Estamos chegados ao termo d'este trabalho de critica e propaganda, em
que procuramos illucidar os nossos compatriotas residentes no Brazil
sobre a verdadeira situação da Patria commum, as razões de existencia do
partido republicano portuguez e a missão patriotica que aos nossos
nacionaes cumpre levar a cabo, para que entre Portugal e a Republica
irmã se estabeleçam as relações da mais ampla confraternidade.

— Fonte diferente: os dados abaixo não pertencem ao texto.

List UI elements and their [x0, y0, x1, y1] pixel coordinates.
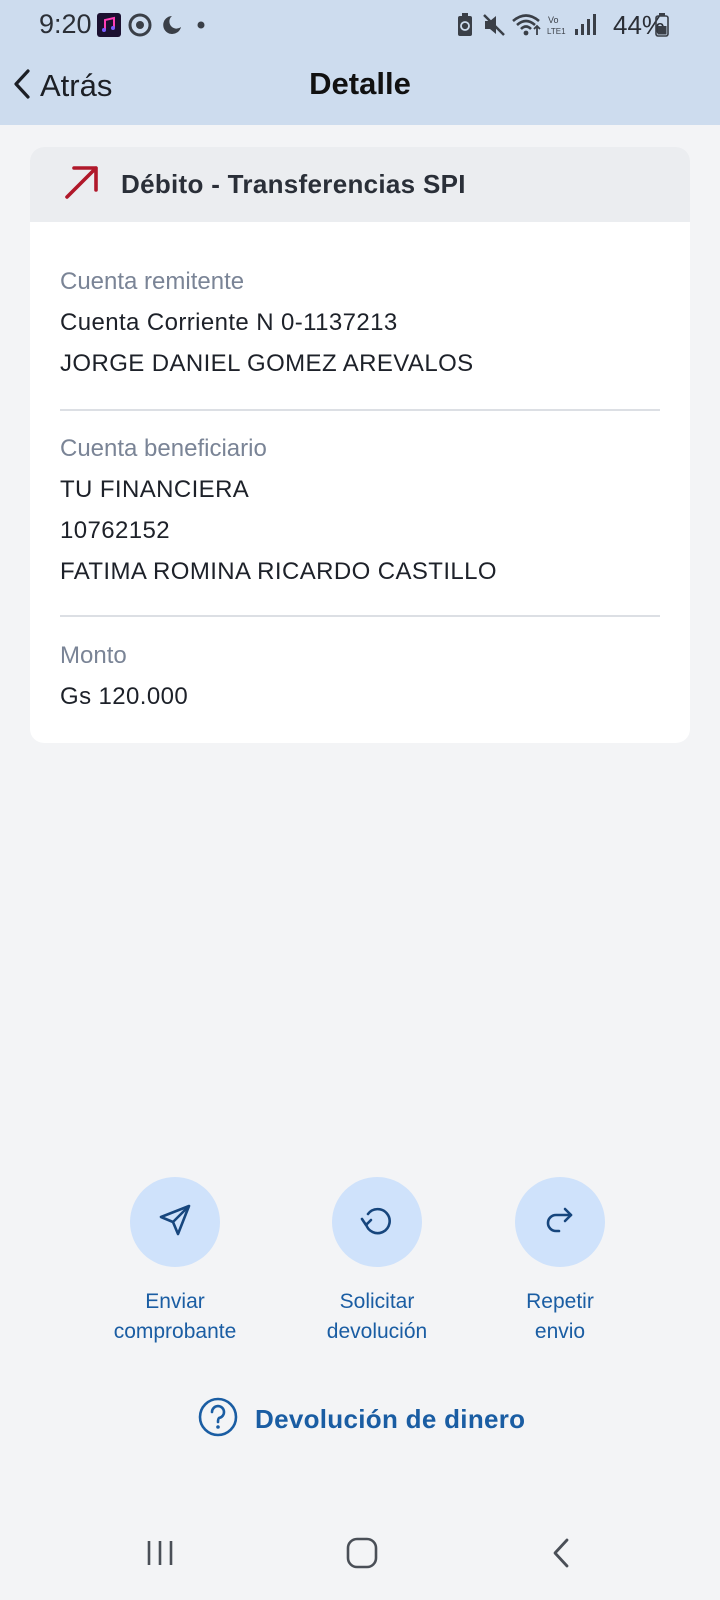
card-title: Débito - Transferencias SPI: [121, 169, 466, 199]
sender-label: Cuenta remitente: [60, 268, 245, 295]
beneficiary-name: FATIMA ROMINA RICARDO CASTILLO: [60, 558, 497, 585]
amount-section: Monto Gs 120.000: [60, 642, 660, 711]
svg-text:LTE1: LTE1: [547, 27, 566, 36]
beneficiary-bank: TU FINANCIERA: [60, 476, 250, 503]
svg-text:Vo: Vo: [548, 15, 559, 25]
sender-section: Cuenta remitente Cuenta Corriente N 0-11…: [60, 268, 660, 378]
mute-icon: [481, 12, 507, 38]
action-buttons: Enviar comprobante Solicitar devolución …: [0, 1177, 720, 1347]
arrow-up-right-icon: [63, 163, 101, 206]
send-button-circle[interactable]: [130, 1177, 220, 1267]
status-time: 9:20: [39, 9, 92, 39]
home-button[interactable]: [322, 1530, 402, 1580]
wifi-icon: [511, 12, 543, 38]
signal-icon: [573, 12, 597, 38]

Esta obra, se por alguma circumstancia se recommenda, é pela sinceridade
e desinteresse que orientam as sua paginas. Escripta com a precipitação
do trabalho jornalistico, entre as obrigações do advogado e as não menos
imperiosas da propaganda, ella não póde revestir nem as bellezas
litterarias nem o fundo scientifico dos exforços largamente meditados e
cuidadosamente revistos e corrigidos.

Mas é sincera, visa a um fim altamente patriotico, e tanto basta para
merecer a sympathia dos que a lerem.

Muito de proposito, reservamos para o fim algumas palavras sobre o
Vice-Presidente da Republica brazileira, o marechal Floriano Peixoto.

Não o conhecemos e d'elle nada pretende pessoalmente o republicano
portuguez, auctor d'este livro.

Se desde o principio lhe prestamos todo o nosso concurso, no jornal cuja
direcção politica então nos pertencia[23], é porque sempre o julgamos a
consubstanciação da legalidade republicana, expressa na lei organica da
Federação Brazileira.

Ha momentos na vida de um povo em que as ideias encontram em certas
energias uma tão perfeita identificação, que ao publicista se torna
impossivel differenciar esses dois elementos, sem prejuizo da verdade
historica.

Foi o que succedeu no Brazil, cujas instituições teriam atravessado uma
crise ainda mais grave do que a actual, se accaso não tivessem a
excepcional energia, o provado civismo e a inquebrantavel tenacidade
d'esse velho heroe do Paraguay a manter-lhes a integridade.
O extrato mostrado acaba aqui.